Princes marketing director Neil Brownbill says: “Consumers want convenience and these products can reduce meal preparation time and inspire tasty meal solutions. Princes Slimming World tuna has been extremely successful since its launch.”
But others steer clear of being branded as weight-loss aids. Nestlé’s 99% fat-free cereal Fitnesse is positioned in the ‘women’s health’ sector of the cereals market as Nestlé reckons there is no such category as ‘diet’ in this sector, even though it acknowledges Kellogg’s Special K goes down a more diet-orientated marketing route. And Ryvita, although traditionally perceived as a diet brand, is now moving into
mainstream healthier eating with the launch of mini snack versions.

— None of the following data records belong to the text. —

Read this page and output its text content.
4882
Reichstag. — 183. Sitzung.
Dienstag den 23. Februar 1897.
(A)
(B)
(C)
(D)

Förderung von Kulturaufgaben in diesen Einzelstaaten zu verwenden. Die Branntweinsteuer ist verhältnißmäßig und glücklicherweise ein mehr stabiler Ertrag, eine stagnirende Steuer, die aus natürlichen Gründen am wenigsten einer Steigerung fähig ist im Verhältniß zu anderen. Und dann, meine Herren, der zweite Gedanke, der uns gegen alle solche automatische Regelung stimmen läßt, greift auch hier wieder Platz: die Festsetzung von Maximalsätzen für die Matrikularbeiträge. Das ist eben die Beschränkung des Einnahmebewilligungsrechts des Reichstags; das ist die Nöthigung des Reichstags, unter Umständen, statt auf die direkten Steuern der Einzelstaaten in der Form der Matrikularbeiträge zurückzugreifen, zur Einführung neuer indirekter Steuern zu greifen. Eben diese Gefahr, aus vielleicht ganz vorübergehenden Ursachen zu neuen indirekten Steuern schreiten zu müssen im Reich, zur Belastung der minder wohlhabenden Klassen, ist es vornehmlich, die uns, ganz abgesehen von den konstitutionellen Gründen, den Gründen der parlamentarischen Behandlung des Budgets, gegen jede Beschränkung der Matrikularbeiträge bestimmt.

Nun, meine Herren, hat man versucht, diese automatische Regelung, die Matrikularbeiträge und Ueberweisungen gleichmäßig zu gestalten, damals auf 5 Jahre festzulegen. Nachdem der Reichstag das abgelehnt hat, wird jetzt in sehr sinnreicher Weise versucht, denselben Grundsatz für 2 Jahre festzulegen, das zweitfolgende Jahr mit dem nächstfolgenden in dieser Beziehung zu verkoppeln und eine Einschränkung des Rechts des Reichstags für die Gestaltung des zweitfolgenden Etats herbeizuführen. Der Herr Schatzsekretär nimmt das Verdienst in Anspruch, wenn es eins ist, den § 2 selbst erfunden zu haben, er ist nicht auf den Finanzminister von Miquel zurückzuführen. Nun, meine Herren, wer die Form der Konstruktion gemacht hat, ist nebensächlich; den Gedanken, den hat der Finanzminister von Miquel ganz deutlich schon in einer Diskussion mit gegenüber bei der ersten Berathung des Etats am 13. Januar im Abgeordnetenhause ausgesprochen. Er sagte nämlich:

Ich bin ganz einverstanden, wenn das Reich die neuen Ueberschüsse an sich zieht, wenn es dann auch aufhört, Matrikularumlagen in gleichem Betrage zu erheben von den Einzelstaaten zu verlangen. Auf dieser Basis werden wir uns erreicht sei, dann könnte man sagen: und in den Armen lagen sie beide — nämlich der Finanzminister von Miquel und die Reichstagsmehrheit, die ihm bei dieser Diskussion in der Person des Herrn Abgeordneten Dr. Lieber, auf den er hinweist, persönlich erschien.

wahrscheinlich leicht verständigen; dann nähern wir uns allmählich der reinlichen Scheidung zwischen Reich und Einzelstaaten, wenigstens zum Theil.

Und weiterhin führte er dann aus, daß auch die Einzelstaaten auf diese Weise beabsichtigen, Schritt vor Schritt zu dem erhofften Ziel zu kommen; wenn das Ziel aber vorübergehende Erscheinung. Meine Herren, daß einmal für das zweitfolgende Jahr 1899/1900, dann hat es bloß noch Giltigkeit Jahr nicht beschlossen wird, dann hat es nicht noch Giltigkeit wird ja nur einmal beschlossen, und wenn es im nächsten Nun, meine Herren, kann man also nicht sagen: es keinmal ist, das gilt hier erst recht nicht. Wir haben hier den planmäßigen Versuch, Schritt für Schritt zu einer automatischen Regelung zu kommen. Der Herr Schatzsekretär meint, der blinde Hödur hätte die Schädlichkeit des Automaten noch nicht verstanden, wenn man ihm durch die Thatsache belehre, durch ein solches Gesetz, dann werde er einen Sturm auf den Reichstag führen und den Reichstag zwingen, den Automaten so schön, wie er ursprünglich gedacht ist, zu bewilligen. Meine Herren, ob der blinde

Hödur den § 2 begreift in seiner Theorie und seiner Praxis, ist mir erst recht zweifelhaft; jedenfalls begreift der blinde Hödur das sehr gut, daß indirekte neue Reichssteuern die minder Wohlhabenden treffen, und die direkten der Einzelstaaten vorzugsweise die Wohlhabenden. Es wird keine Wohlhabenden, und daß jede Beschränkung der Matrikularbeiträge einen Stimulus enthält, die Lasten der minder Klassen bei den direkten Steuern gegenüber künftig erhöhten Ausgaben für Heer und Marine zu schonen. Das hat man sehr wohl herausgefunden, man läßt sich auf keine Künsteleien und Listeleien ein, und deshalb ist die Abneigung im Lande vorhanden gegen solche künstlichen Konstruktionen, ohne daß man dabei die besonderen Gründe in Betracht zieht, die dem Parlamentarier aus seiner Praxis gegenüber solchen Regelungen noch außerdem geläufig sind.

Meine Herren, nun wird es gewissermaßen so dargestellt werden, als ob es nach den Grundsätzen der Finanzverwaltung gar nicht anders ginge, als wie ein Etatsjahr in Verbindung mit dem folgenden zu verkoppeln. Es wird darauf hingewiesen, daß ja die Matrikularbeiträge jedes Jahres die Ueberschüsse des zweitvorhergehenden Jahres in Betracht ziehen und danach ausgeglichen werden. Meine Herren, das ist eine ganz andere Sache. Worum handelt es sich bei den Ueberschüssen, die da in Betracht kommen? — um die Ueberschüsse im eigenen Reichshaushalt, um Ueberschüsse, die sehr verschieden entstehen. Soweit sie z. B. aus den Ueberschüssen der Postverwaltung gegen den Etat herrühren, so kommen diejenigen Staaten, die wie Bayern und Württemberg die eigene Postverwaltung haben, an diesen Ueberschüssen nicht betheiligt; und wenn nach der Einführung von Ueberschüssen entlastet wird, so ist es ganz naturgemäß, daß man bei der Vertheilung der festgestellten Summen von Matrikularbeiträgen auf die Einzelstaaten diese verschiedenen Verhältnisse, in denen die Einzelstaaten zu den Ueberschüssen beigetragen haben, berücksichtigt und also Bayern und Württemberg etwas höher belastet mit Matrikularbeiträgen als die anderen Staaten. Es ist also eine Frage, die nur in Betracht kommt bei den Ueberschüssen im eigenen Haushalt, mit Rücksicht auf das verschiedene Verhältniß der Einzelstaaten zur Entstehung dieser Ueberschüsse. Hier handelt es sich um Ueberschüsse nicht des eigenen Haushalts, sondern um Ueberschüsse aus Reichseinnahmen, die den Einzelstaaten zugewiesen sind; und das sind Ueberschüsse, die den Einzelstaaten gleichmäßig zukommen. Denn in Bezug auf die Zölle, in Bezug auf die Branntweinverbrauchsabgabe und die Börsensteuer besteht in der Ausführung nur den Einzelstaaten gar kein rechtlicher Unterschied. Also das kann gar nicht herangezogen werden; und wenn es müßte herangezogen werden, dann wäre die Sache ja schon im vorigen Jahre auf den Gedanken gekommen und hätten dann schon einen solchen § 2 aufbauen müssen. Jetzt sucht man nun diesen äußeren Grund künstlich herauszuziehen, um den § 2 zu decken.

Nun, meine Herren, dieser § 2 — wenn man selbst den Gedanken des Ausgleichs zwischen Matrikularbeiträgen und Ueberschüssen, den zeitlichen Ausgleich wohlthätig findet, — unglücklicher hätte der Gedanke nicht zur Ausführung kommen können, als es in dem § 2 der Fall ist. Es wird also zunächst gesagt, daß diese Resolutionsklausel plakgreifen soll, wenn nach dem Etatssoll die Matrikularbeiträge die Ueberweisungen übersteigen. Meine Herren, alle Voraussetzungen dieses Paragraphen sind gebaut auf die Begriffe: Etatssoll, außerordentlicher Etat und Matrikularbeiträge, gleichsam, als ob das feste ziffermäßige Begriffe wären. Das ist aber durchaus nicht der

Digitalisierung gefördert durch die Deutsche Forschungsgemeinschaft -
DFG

Rob Murray, marketing director at Ryvita, explains: “Our products do fit into many of the quick-fix diet plans, but for the mainstream seeking a balanced diet they also provide a reliable day-to-day healthier option, regardless of any diet plan.”

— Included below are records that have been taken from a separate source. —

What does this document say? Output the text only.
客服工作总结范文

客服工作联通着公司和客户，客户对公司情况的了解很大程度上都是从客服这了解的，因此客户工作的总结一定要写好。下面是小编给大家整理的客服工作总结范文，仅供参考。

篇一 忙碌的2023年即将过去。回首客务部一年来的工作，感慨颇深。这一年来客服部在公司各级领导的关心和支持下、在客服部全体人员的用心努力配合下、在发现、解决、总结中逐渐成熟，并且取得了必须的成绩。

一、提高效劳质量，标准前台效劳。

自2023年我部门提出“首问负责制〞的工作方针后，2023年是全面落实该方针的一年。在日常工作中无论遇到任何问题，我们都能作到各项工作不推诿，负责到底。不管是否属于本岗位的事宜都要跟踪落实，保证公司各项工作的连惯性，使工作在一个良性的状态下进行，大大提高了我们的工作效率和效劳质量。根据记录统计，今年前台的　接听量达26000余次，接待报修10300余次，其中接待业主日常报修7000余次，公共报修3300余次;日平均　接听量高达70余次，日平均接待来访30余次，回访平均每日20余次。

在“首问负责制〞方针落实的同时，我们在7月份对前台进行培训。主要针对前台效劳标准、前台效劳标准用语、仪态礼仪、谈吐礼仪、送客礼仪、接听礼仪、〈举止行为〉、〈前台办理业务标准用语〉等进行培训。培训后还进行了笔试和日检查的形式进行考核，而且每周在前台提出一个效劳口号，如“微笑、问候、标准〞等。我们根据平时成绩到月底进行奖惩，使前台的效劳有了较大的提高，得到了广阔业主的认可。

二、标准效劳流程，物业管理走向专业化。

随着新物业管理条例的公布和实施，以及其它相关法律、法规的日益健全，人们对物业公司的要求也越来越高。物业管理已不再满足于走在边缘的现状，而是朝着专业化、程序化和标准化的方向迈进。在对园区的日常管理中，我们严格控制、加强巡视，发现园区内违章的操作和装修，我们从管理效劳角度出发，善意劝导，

Meanwhile, sports nutrition is fighting for a separate category on shelf. Maximuscle has a range of products, including a Promax Diet Bar that contains conjugated linoleic acid (CLA), which can help weight loss, along with green tea & caffeine, protein and high fibre, aimed at consumers wanting convenient food.

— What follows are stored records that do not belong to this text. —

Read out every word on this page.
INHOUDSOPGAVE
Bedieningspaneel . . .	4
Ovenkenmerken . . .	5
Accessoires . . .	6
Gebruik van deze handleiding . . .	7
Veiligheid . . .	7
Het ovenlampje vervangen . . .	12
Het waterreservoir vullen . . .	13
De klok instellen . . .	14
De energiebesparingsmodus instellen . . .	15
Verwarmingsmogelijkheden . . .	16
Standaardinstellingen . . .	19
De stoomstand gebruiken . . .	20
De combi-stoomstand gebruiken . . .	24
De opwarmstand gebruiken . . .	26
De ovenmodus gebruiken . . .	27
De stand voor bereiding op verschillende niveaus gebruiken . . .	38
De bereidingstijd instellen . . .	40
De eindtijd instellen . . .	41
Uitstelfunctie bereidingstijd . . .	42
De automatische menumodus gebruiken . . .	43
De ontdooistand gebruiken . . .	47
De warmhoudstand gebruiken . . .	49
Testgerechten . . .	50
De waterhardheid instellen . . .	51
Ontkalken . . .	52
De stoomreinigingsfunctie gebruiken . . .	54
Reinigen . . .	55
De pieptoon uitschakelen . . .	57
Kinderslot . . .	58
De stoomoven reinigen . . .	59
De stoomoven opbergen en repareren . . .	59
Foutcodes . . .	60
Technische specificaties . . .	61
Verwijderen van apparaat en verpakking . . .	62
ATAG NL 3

Maximuscle MD Ivor Harrison says despite sports nutrition’s lack of signposting in-store, awareness of the sector is growing. He even believes that the sports nutrition category could take consumers away from products such as Slim-Fast because they have a healthier slant than purely weight-loss brands.
“Sales are growing at 20% a year,” says Harrison. “The brand is popular with people with an active lifestyle, rather than those who use diet products and don’t exercise. The products won’t be mainstream, but sports nutrition is a mega-trend and we’re talking to more supermarkets about listings.”